Analysis and Optimization of Queueing Models
with Markov Modulated Poisson Input
Ph D Dissertation
N. Hemachandra
SUMMARY
For quite sometime queueing theory considered models in which the inter-arrival times are independent and identically distributed i.e. renewal. These assumptions which simplify the analysis may not be easily justified in many present day application areas such as manufacturing systems and communication networks. We have common examples in manufacturing, where, machines work concurrently with the input to many machines being the semi-finished products emerging from other machines; in most situations, this input is non-renewal. Similarly, in communication networks, the traffic constituted by diverse components such as data, video, and voice is observed to be non-renewal. Such situations motivate the analysis of queueing models with correlated inter-arrival times and possibly with rates that are not constant. A popular model for such an arrival process with non-renewal arrivals is the Markov modulated Poisson process (MMPP). In MMPP, the arrivals are Poisson but the rate is modulated by a finite, ergodic continuous time Markov chain.
The focus of this work is to look into optimization and performance
aspects of some interesting and relevant queueing models with MMPP
as the source of input arrivals. Two optimization problems and two performance
problems are considered in this thesis. The first optimization problem
is about finding the optimal input MMPP under a linear reward and cost
structure and we use a linear programming framework for solving this problem.
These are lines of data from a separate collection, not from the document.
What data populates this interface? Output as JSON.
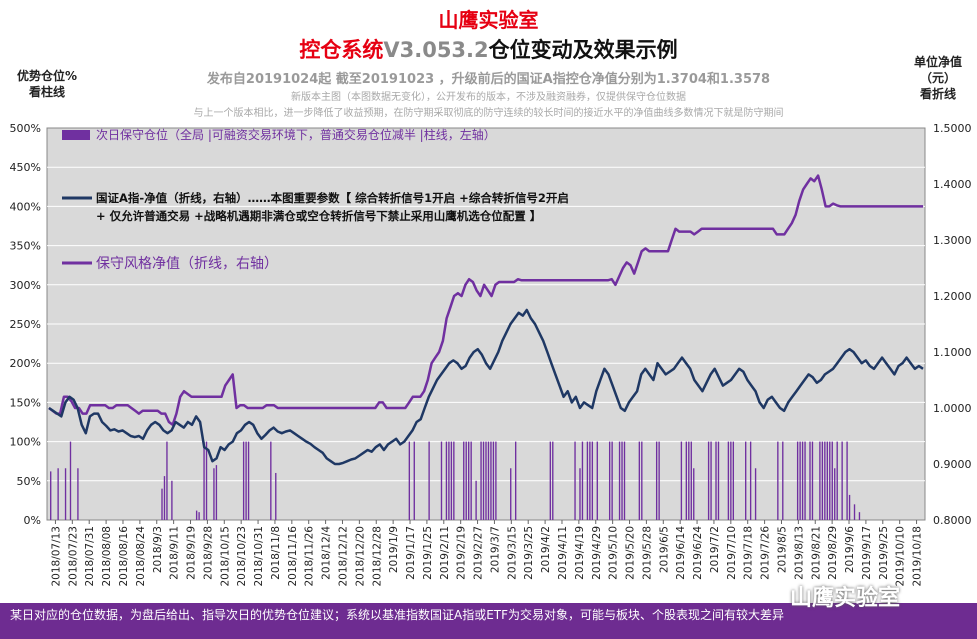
{
  "header": {
    "title_line1": "山鹰实验室",
    "title_line2_red": "控仓系统",
    "title_line2_version": "V3.053.2",
    "title_line2_rest": "仓位变动及效果示例",
    "subtitle": "发布自20191024起 截至20191023 ，升级前后的国证A指控仓净值分别为1.3704和1.3578",
    "note1": "新版本主图（本图数据无变化），公开发布的版本，不涉及融资融券，仅提供保守仓位数据",
    "note2": "与上一个版本相比，进一步降低了收益预期，在防守期采取彻底的防守连续的较长时间的接近水平的净值曲线多数情况下就是防守期间"
  },
  "axes": {
    "left_title_line1": "优势仓位%",
    "left_title_line2": "看柱线",
    "right_title_line1": "单位净值",
    "right_title_line2": "（元）",
    "right_title_line3": "看折线"
  },
  "footer": {
    "text": "某日对应的仓位数据，为盘后给出、指导次日的优势仓位建议；系统以基准指数国证A指或ETF为交易对象，可能与板块、个股表现之间有较大差异"
  },
  "watermark": "山鹰实验室",
  "colors": {
    "bar": "#7030a0",
    "index_line": "#1f3864",
    "strategy_line": "#7030a0",
    "plot_bg": "#d9d9d9",
    "footer_bg": "#6e2c91"
  },
  "chart_data": {
    "type": "bar+line",
    "legend_position": "top-left",
    "grid": true,
    "x_tick_labels": [
      "2018/07/13",
      "2018/07/23",
      "2018/07/31",
      "2018/08/08",
      "2018/08/16",
      "2018/08/24",
      "2018/9/3",
      "2018/9/11",
      "2018/9/19",
      "2018/9/28",
      "2018/10/15",
      "2018/10/23",
      "2018/10/31",
      "2018/11/8",
      "2018/11/16",
      "2018/11/26",
      "2018/12/4",
      "2018/12/12",
      "2018/12/20",
      "2018/12/28",
      "2019/1/9",
      "2019/1/17",
      "2019/1/25",
      "2019/2/11",
      "2019/2/19",
      "2019/2/27",
      "2019/3/7",
      "2019/3/15",
      "2019/3/25",
      "2019/4/2",
      "2019/4/11",
      "2019/4/19",
      "2019/4/29",
      "2019/5/10",
      "2019/5/20",
      "2019/5/28",
      "2019/6/5",
      "2019/6/14",
      "2019/6/24",
      "2019/7/2",
      "2019/7/10",
      "2019/7/18",
      "2019/7/26",
      "2019/8/5",
      "2019/8/13",
      "2019/8/21",
      "2019/8/29",
      "2019/9/6",
      "2019/9/17",
      "2019/9/25",
      "2019/10/10",
      "2019/10/18"
    ],
    "y_left": {
      "min": 0,
      "max": 500,
      "step": 50,
      "unit": "%"
    },
    "y_right": {
      "min": 0.8,
      "max": 1.5,
      "step": 0.1
    },
    "series": [
      {
        "name": "次日保守仓位（全局 |可融资交易环境下，普通交易仓位减半 |柱线，左轴）",
        "type": "bar",
        "axis": "left",
        "values": [
          0,
          62,
          0,
          0,
          66,
          0,
          0,
          66,
          0,
          100,
          0,
          0,
          66,
          0,
          0,
          0,
          0,
          0,
          0,
          0,
          0,
          0,
          0,
          0,
          0,
          0,
          0,
          0,
          0,
          0,
          0,
          0,
          0,
          0,
          0,
          0,
          0,
          0,
          0,
          0,
          0,
          0,
          0,
          0,
          0,
          0,
          40,
          56,
          100,
          0,
          50,
          0,
          0,
          0,
          0,
          0,
          0,
          0,
          0,
          0,
          12,
          10,
          0,
          100,
          100,
          0,
          0,
          66,
          70,
          0,
          0,
          0,
          0,
          0,
          0,
          0,
          0,
          0,
          0,
          100,
          100,
          100,
          0,
          0,
          0,
          0,
          0,
          0,
          0,
          0,
          100,
          0,
          60,
          0,
          0,
          0,
          0,
          0,
          0,
          0,
          0,
          0,
          0,
          0,
          0,
          0,
          0,
          0,
          0,
          0,
          0,
          0,
          0,
          0,
          0,
          0,
          0,
          0,
          0,
          0,
          0,
          0,
          0,
          0,
          0,
          0,
          0,
          0,
          0,
          0,
          0,
          0,
          0,
          0,
          0,
          0,
          0,
          0,
          0,
          0,
          0,
          0,
          0,
          0,
          0,
          0,
          100,
          0,
          100,
          0,
          0,
          0,
          0,
          0,
          100,
          0,
          0,
          0,
          0,
          100,
          0,
          100,
          100,
          100,
          100,
          0,
          0,
          0,
          100,
          100,
          100,
          100,
          0,
          50,
          0,
          100,
          100,
          100,
          100,
          100,
          100,
          100,
          0,
          0,
          0,
          0,
          0,
          66,
          0,
          100,
          0,
          0,
          0,
          0,
          0,
          0,
          0,
          0,
          0,
          0,
          0,
          0,
          0,
          100,
          100,
          0,
          0,
          0,
          0,
          0,
          0,
          0,
          0,
          100,
          0,
          66,
          100,
          0,
          100,
          100,
          100,
          0,
          100,
          0,
          0,
          0,
          0,
          100,
          100,
          0,
          0,
          100,
          100,
          100,
          0,
          0,
          0,
          0,
          0,
          100,
          100,
          0,
          0,
          0,
          0,
          0,
          100,
          100,
          0,
          0,
          0,
          0,
          0,
          0,
          0,
          0,
          100,
          0,
          100,
          100,
          100,
          66,
          0,
          0,
          0,
          0,
          0,
          100,
          100,
          0,
          100,
          100,
          0,
          0,
          0,
          100,
          100,
          100,
          0,
          0,
          0,
          0,
          100,
          0,
          100,
          0,
          66,
          0,
          0,
          0,
          0,
          0,
          0,
          0,
          0,
          100,
          0,
          100,
          0,
          0,
          0,
          0,
          0,
          100,
          100,
          100,
          100,
          0,
          100,
          100,
          0,
          0,
          100,
          100,
          100,
          100,
          100,
          100,
          66,
          100,
          0,
          100,
          0,
          100,
          32,
          0,
          20,
          0,
          10,
          0,
          0,
          0,
          0,
          0,
          0,
          0,
          0,
          0,
          0,
          0,
          0,
          0,
          0,
          0,
          0,
          0,
          0,
          0,
          0,
          0,
          0,
          0,
          0,
          0,
          0
        ]
      },
      {
        "name": "国证A指-净值（折线，右轴）……本图重要参数【 综合转折信号1开启 +综合转折信号2开启 + 仅允许普通交易 +战略机遇期非满仓或空仓转折信号下禁止采用山鹰机选仓位配置 】",
        "type": "line",
        "axis": "right",
        "values": [
          1.0,
          0.995,
          0.99,
          0.985,
          1.01,
          1.02,
          1.015,
          1.0,
          0.97,
          0.955,
          0.985,
          0.99,
          0.99,
          0.975,
          0.968,
          0.96,
          0.962,
          0.958,
          0.96,
          0.955,
          0.95,
          0.948,
          0.95,
          0.945,
          0.96,
          0.97,
          0.975,
          0.97,
          0.96,
          0.955,
          0.96,
          0.975,
          0.97,
          0.965,
          0.975,
          0.97,
          0.985,
          0.975,
          0.93,
          0.925,
          0.905,
          0.91,
          0.93,
          0.925,
          0.935,
          0.94,
          0.955,
          0.96,
          0.97,
          0.975,
          0.97,
          0.955,
          0.945,
          0.952,
          0.96,
          0.965,
          0.958,
          0.955,
          0.958,
          0.96,
          0.955,
          0.95,
          0.945,
          0.94,
          0.936,
          0.93,
          0.925,
          0.92,
          0.91,
          0.905,
          0.9,
          0.9,
          0.902,
          0.905,
          0.908,
          0.91,
          0.915,
          0.92,
          0.925,
          0.922,
          0.93,
          0.935,
          0.925,
          0.935,
          0.94,
          0.945,
          0.935,
          0.94,
          0.95,
          0.96,
          0.975,
          0.98,
          1.0,
          1.02,
          1.035,
          1.05,
          1.06,
          1.07,
          1.08,
          1.085,
          1.08,
          1.07,
          1.075,
          1.09,
          1.1,
          1.105,
          1.095,
          1.08,
          1.07,
          1.085,
          1.1,
          1.12,
          1.135,
          1.15,
          1.16,
          1.17,
          1.165,
          1.175,
          1.16,
          1.15,
          1.135,
          1.12,
          1.1,
          1.08,
          1.06,
          1.04,
          1.02,
          1.03,
          1.01,
          1.02,
          1.0,
          1.01,
          1.005,
          1.0,
          1.03,
          1.05,
          1.07,
          1.06,
          1.04,
          1.02,
          1.0,
          0.995,
          1.01,
          1.02,
          1.03,
          1.06,
          1.07,
          1.06,
          1.05,
          1.08,
          1.07,
          1.06,
          1.065,
          1.07,
          1.08,
          1.09,
          1.08,
          1.07,
          1.05,
          1.04,
          1.03,
          1.045,
          1.06,
          1.07,
          1.055,
          1.04,
          1.045,
          1.05,
          1.06,
          1.07,
          1.065,
          1.05,
          1.04,
          1.03,
          1.01,
          1.0,
          1.015,
          1.02,
          1.01,
          1.0,
          0.995,
          1.01,
          1.02,
          1.03,
          1.04,
          1.05,
          1.06,
          1.055,
          1.045,
          1.05,
          1.06,
          1.065,
          1.07,
          1.08,
          1.09,
          1.1,
          1.105,
          1.1,
          1.09,
          1.08,
          1.085,
          1.075,
          1.07,
          1.08,
          1.09,
          1.08,
          1.07,
          1.06,
          1.075,
          1.08,
          1.09,
          1.08,
          1.07,
          1.075,
          1.07
        ]
      },
      {
        "name": "保守风格净值（折线，右轴）",
        "type": "line",
        "axis": "right",
        "values": [
          1.0,
          0.995,
          0.99,
          0.99,
          1.02,
          1.02,
          1.012,
          1.0,
          1.0,
          0.99,
          0.99,
          1.005,
          1.005,
          1.005,
          1.005,
          1.005,
          1.0,
          1.0,
          1.005,
          1.005,
          1.005,
          1.005,
          1.0,
          0.995,
          0.99,
          0.995,
          0.995,
          0.995,
          0.995,
          0.995,
          0.99,
          0.99,
          0.975,
          0.97,
          0.99,
          1.02,
          1.03,
          1.025,
          1.02,
          1.02,
          1.02,
          1.02,
          1.02,
          1.02,
          1.02,
          1.02,
          1.02,
          1.04,
          1.05,
          1.06,
          1.0,
          1.005,
          1.005,
          1.0,
          1.0,
          1.0,
          1.0,
          1.0,
          1.005,
          1.005,
          1.005,
          1.0,
          1.0,
          1.0,
          1.0,
          1.0,
          1.0,
          1.0,
          1.0,
          1.0,
          1.0,
          1.0,
          1.0,
          1.0,
          1.0,
          1.0,
          1.0,
          1.0,
          1.0,
          1.0,
          1.0,
          1.0,
          1.0,
          1.0,
          1.0,
          1.0,
          1.0,
          1.0,
          1.01,
          1.01,
          1.0,
          1.0,
          1.0,
          1.0,
          1.0,
          1.0,
          1.01,
          1.02,
          1.02,
          1.02,
          1.03,
          1.05,
          1.08,
          1.09,
          1.1,
          1.12,
          1.16,
          1.18,
          1.2,
          1.205,
          1.2,
          1.22,
          1.23,
          1.225,
          1.21,
          1.2,
          1.22,
          1.21,
          1.2,
          1.22,
          1.225,
          1.225,
          1.225,
          1.225,
          1.225,
          1.23,
          1.228,
          1.228,
          1.228,
          1.228,
          1.228,
          1.228,
          1.228,
          1.228,
          1.228,
          1.228,
          1.228,
          1.228,
          1.228,
          1.228,
          1.228,
          1.228,
          1.228,
          1.228,
          1.228,
          1.228,
          1.228,
          1.228,
          1.228,
          1.228,
          1.23,
          1.22,
          1.235,
          1.25,
          1.26,
          1.255,
          1.24,
          1.26,
          1.28,
          1.285,
          1.28,
          1.28,
          1.28,
          1.28,
          1.28,
          1.28,
          1.3,
          1.32,
          1.315,
          1.315,
          1.315,
          1.315,
          1.31,
          1.315,
          1.32,
          1.32,
          1.32,
          1.32,
          1.32,
          1.32,
          1.32,
          1.32,
          1.32,
          1.32,
          1.32,
          1.32,
          1.32,
          1.32,
          1.32,
          1.32,
          1.32,
          1.32,
          1.32,
          1.32,
          1.31,
          1.31,
          1.31,
          1.32,
          1.33,
          1.345,
          1.37,
          1.39,
          1.4,
          1.41,
          1.405,
          1.415,
          1.39,
          1.36,
          1.36,
          1.365,
          1.362,
          1.36,
          1.36,
          1.36,
          1.36,
          1.36,
          1.36,
          1.36,
          1.36,
          1.36,
          1.36,
          1.36,
          1.36,
          1.36,
          1.36,
          1.36,
          1.36,
          1.36,
          1.36,
          1.36,
          1.36,
          1.36,
          1.36,
          1.36
        ]
      }
    ]
  }
}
The second optimization problem is concerned with the optimal scheduling
of a server in a multiclass environment with setups, where the arrivals
of individual classes are modulated. On the performance analysis side,
we first look at the performance of a multiclass priority queue with setup
times when the overall arrivals constitute an MMPP, using matrix-geometric
methods. Next, we consider a multiclass queueing network, re-entrant line,
with MMPP input and derive analytical performance bounds using a linear
programming approach.
Optimal Input Selection
We consider a model in which K Poisson streams are available
for the server to choose from at any time, with the choice done according
to a K state continuous Markov chain. Suppose the server is rewarded
units for each finished customer of the
stream but it costs
per unit time as long as this
stream is scanned. We view the system as a MMPP/G/1 queue and seek to maximize
the profits by optimally choosing the stationary probabilities of the modulating
Markov chain. We consider two formulations of the optimization problem.
The first one (which we call the PUT problem) seeks to maximize the profit
per unit time whereas the second one considers the maximization of the
profit per accepted customer (the PAC problem). In either case, we obtain
essentially linear programming formulations for the optimization problems
by bounding the server utilization or queue lengths. There is a
rich relationship between the solutions of the PUT and PAC problems.
Performance of a Priority Queue with Correlated Arrivals
Also we analyze the performance of a multiclass queue with correlated
arrivals and with non-zero switchover times, under a buffer priority scheduling
policy. The arrivals of the different classes are correlated in the sense
of being the individual Poisson streams of a Markov modulated Poisson process.
By focusing attention on a representative two class priority model, we
consider the structure of the underlying Markov chain in two cases. In
the first case, both the buffers are assumed to be finite and we show that
the resulting Markov chain has a quasi-birth-death process structure. We
calculate typical steady-state performance measures like the mean waiting
times and loss probabilities, in an algorithmic way. In the second case,
one of the buffers is assumed to be infinite and the invariant probability
vector of the Markov chain is shown to have matrix-geometric structure,
again leading to algorithmic solutions.
Scheduling of a Multiclass Queue with Correlated Arrivals
Consider a single server multiclass queueing system with K classes where the individual queues are fed by K correlated interrupted Poisson streams generated in the states of a K state stationary modulating Markov chain. The service times for all the classes are the same, but a setup time (and/or a setup cost) is incurred whenever the server switches from one queue to another. It is required to minimize the sum of discounted inventory and setup costs over an infinite horizon. We provide sufficient conditions under which exhaustive policies are optimal. We then present some simulation results for a two class queueing system to show that exhaustive, threshold policies outperform non-exhaustive policies.
Performance of Networks with Modulated Arrivals
Finally, we look at a multiclass queueing network a re-entrant line, rather than a queue. Here, we use a linear programming based approach to obtain lower and upper bounds for the mean steady-state number in the system of a re-entrant line with MMPP input. The bounds are tight when the load on the system is low; for moderate and high loads we have only finite lower bounds which are fair. The linear programs formulated have certain terms that are difficult to compute analytically or numerically. This leads us to place the concepts of reversibility and quasi-reversibility in the context of Markovian queues with MMPP input.